A Copperas Cove High School student underwent surgery Monday afternoon for injuries sustained in a crash last week.

It was not his first surgery since the accident.

A two-vehicle collision took place Sept. 21 near the intersection of Farm-to-Market 1113 and Farm-to-Market 580 in Topsey, north of Copperas Cove.

Three Cove students were traveling west on FM 1113 and attempted to enter the intersection when their vehicle was struck by a Chevrolet truck heading north on 580.

The driver, a 16-year-old boy, was taken by ambulance to Carl R. Darnall Medical Center at Fort Hood for treatment.

The female passenger, 15, was taken to Baylor Scott & White Medical Center in Temple.
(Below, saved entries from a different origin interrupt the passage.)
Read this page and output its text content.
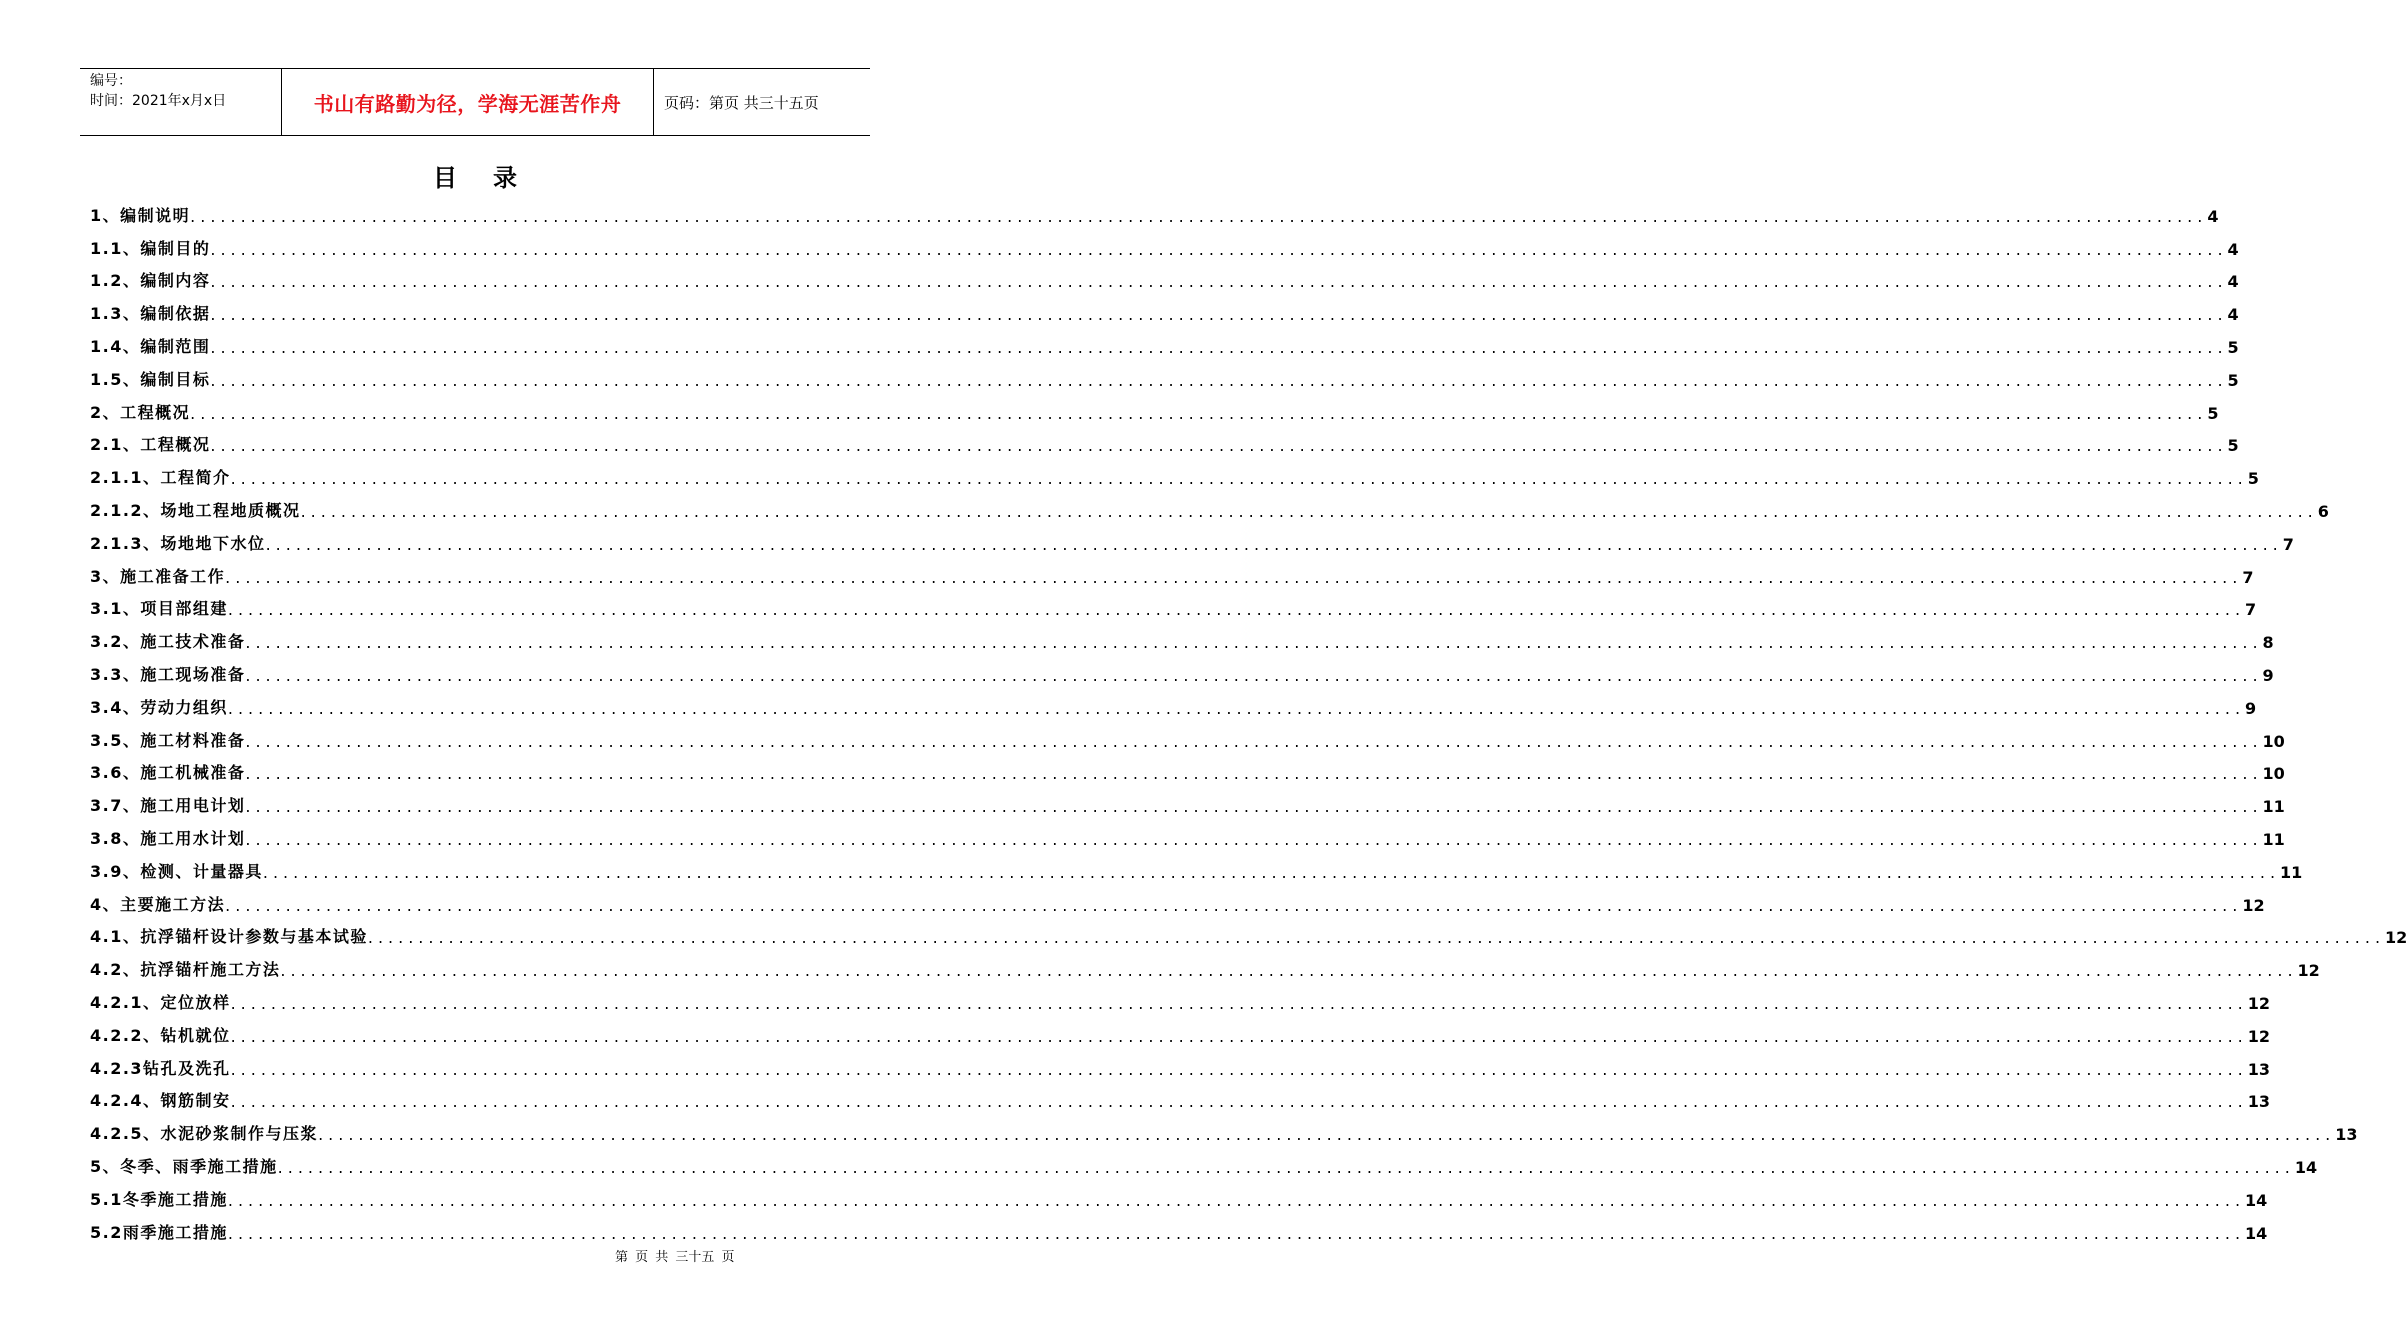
编号：
时间：2021年x月x日	书山有路勤为径，学海无涯苦作舟	页码：第页 共三十五页
目录
1、编制说明 ........................................................................................................................................................................................................ 4
1.1、编制目的 ........................................................................................................................................................................................................ 4
1.2、编制内容 ........................................................................................................................................................................................................ 4
1.3、编制依据 ........................................................................................................................................................................................................ 4
1.4、编制范围 ........................................................................................................................................................................................................ 5
1.5、编制目标 ........................................................................................................................................................................................................ 5
2、工程概况 ........................................................................................................................................................................................................ 5
2.1、工程概况 ........................................................................................................................................................................................................ 5
2.1.1、工程简介 ........................................................................................................................................................................................................ 5
2.1.2、场地工程地质概况 ........................................................................................................................................................................................................ 6
2.1.3、场地地下水位 ........................................................................................................................................................................................................ 7
3、施工准备工作 ........................................................................................................................................................................................................ 7
3.1、项目部组建 ........................................................................................................................................................................................................ 7
3.2、施工技术准备 ........................................................................................................................................................................................................ 8
3.3、施工现场准备 ........................................................................................................................................................................................................ 9
3.4、劳动力组织 ........................................................................................................................................................................................................ 9
3.5、施工材料准备 ........................................................................................................................................................................................................ 10
3.6、施工机械准备 ........................................................................................................................................................................................................ 10
3.7、施工用电计划 ........................................................................................................................................................................................................ 11
3.8、施工用水计划 ........................................................................................................................................................................................................ 11
3.9、检测、计量器具 ........................................................................................................................................................................................................ 11
4、主要施工方法 ........................................................................................................................................................................................................ 12
4.1、抗浮锚杆设计参数与基本试验 ........................................................................................................................................................................................................ 12
4.2、抗浮锚杆施工方法 ........................................................................................................................................................................................................ 12
4.2.1、定位放样 ........................................................................................................................................................................................................ 12
4.2.2、钻机就位 ........................................................................................................................................................................................................ 12
4.2.3钻孔及洗孔 ........................................................................................................................................................................................................ 13
4.2.4、钢筋制安 ........................................................................................................................................................................................................ 13
4.2.5、水泥砂浆制作与压浆 ........................................................................................................................................................................................................ 13
5、冬季、雨季施工措施 ........................................................................................................................................................................................................ 14
5.1冬季施工措施 ........................................................................................................................................................................................................ 14
5.2雨季施工措施 ........................................................................................................................................................................................................ 14
第 页 共 三十五 页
A 14-year-old boy ejected from the vehicle was taken by helicopter to Baylor Scott & White Medical Center in Temple.

All three were Cove band students.

The driver of the Chevrolet, 58-year-old Rickey Jones, of Marble Falls, was taken by private vehicle to a nearby medical facility.

The 14-year-old passenger, Kenny Curley, remains in intensive care, and has already undergone multiple surgeries for his extensive injuries, according to his mother.

“We are still finding injuries,” Tammy Callison, Kenny’s mother, said in a Facebook post Sunday night. “Today’s were that his MCL is detached in his right knee and a small bone associated with the scapula is broken.”

The initial report filed by the Texas Department of Public Safety stated the 14-year-old was riding in the bed of the truck.

However, according to social media posts made by family members, the driver and female passenger have said the boy was in the backseat of the truck with his lap belt fastened and was ejected through the window upon impact.

DPS would not confirm that.

Parents of the students have reported that progress has been made toward recovery, but all three have challenging roads ahead of them.

A GoFundMe account has been set up for Kenny by a family friend for those who wish to donate to medical and other expenses.

The Pride of Cove band booster program has set up a meal train for others who wish to get involved by donating meals to the family.

“The biggest help is thoughts and prayers,” Callison, said. “Just knowing so many people care has been our biggest blessing. We are completely overwhelmed by all of the support we’ve received!”